I love the idea of technology and all these new toys out there, but too many choices... too many... for a 5 year old about to turn 6, just too many choices... confuses and frustrates the kid in a way... SO I told her, pick all the toys you like and put them in a cart, mommy is going to sit on the floor and rest while you do that... once that cart is full we will put them all on the floor and then pick half of them and put away the other half that you don't like that much.... so she did... the cart was full all the way to the top! in my mind there was only one word "Mercy!"... THEN... I helped her out to put all the toys on the floor (I was so happy that Target at Pier Park was almost empty, so we were able to do this)... Bethany picked 10 toys to put away, and we put the other 10 favorite ones back in the cart. To avoid more temptation I took the cart to the kitchen section, then we did the same, all 10 toys on the floor, she picked 5 favorite ones and we put away (mommy did so that she did not have to be on the toy section again) and we went to the furniture section... she had to pick 2 out of 5... she took her time, but mommy was resting sitting down on the floor, so it was ok, ha, ha, ha.

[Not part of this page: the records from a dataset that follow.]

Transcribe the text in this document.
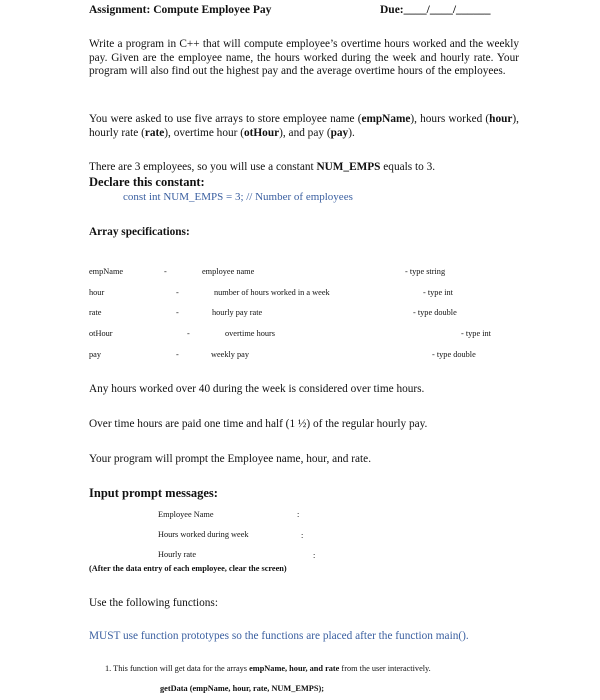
Assignment: Compute Employee Pay	Due:____/____/______
Write a program in C++ that will compute employee’s overtime hours worked and the weekly pay. Given are the employee name, the hours worked during the week and hourly rate. Your program will also find out the highest pay and the average overtime hours of the employees.
You were asked to use five arrays to store employee name (empName), hours worked (hour), hourly rate (rate), overtime hour (otHour), and pay (pay).
There are 3 employees, so you will use a constant NUM_EMPS equals to 3.
Declare this constant:
const int NUM_EMPS = 3; // Number of employees
Array specifications:
empName	-	employee name	- type string
hour	-	number of hours worked in a week	- type int
rate	-	hourly pay rate	- type double
otHour	-	overtime hours	- type int
pay	-	weekly pay	- type double
Any hours worked over 40 during the week is considered over time hours.
Over time hours are paid one time and half (1 ½) of the regular hourly pay.
Your program will prompt the Employee name, hour, and rate.
Input prompt messages:
Employee Name	:
Hours worked during week	:
Hourly rate	:
(After the data entry of each employee, clear the screen)
Use the following functions:
MUST use function prototypes so the functions are placed after the function main().
1. This function will get data for the arrays empName, hour, and rate from the user interactively.
getData (empName, hour, rate, NUM_EMPS);
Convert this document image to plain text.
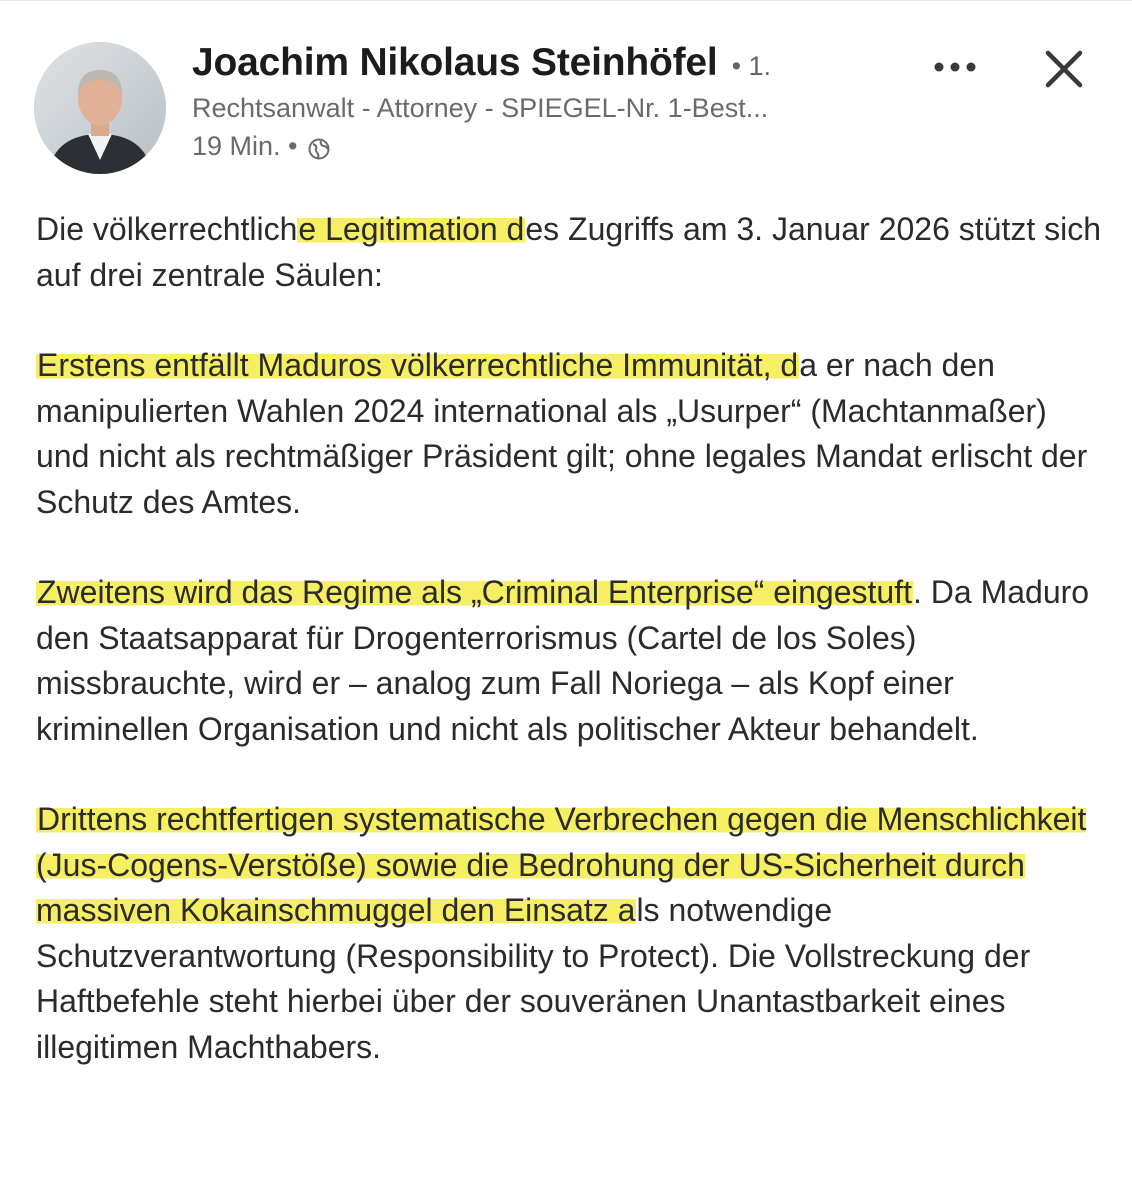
Joachim Nikolaus Steinhöfel • 1.
Rechtsanwalt - Attorney - SPIEGEL-Nr. 1-Best...
19 Min. •

Die völkerrechtliche Legitimation des Zugriffs am 3. Januar 2026 stützt sich auf drei zentrale Säulen:

Erstens entfällt Maduros völkerrechtliche Immunität, da er nach den manipulierten Wahlen 2024 international als „Usurper“ (Machtanmaßer) und nicht als rechtmäßiger Präsident gilt; ohne legales Mandat erlischt der Schutz des Amtes.

Zweitens wird das Regime als „Criminal Enterprise“ eingestuft. Da Maduro den Staatsapparat für Drogenterrorismus (Cartel de los Soles) missbrauchte, wird er – analog zum Fall Noriega – als Kopf einer kriminellen Organisation und nicht als politischer Akteur behandelt.

Drittens rechtfertigen systematische Verbrechen gegen die Menschlichkeit (Jus-Cogens-Verstöße) sowie die Bedrohung der US-Sicherheit durch massiven Kokainschmuggel den Einsatz als notwendige Schutzverantwortung (Responsibility to Protect). Die Vollstreckung der Haftbefehle steht hierbei über der souveränen Unantastbarkeit eines illegitimen Machthabers.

Finally she picked a Barbie electric guitar and a dog that swims in the bath tub and when dry barks and walks (nothing really special, plastic one) and the guitar just a pretend electric guitar... the interesting thing about this is that the dog is the first toy she picked at the toy section, I asked her you have so many toys similar, that is just a plastic dog that swims in the but tub... she said, has a sad face, he needs me...
At the end, she picked the electric guitar... I did not have the energy to go back to the toy section, so I left the dog at the furniture section (bad me I know)... and went with the electric guitar, then Bethany stopped me and with a sad face said "mommy, I am sorry, but I changed my mind, the dog needs me, I don't want the guitar, please"... so, we rush to the furniture section and the dog was still there (thank you God, cause at that point I was completely depleted from energy), Bethany grabbed the dog and start to kiss him and hug him, that was very intersting to see.
After that we head back.
Thank you God for making this day possible, thank you for providing for this day to happen, you provided everything! thank you for putting the right people my way and making our wish come true! Today, Bethany celebrated her birthday, today I celebrated her life and my life... God, you are awesome, thank you so much for life!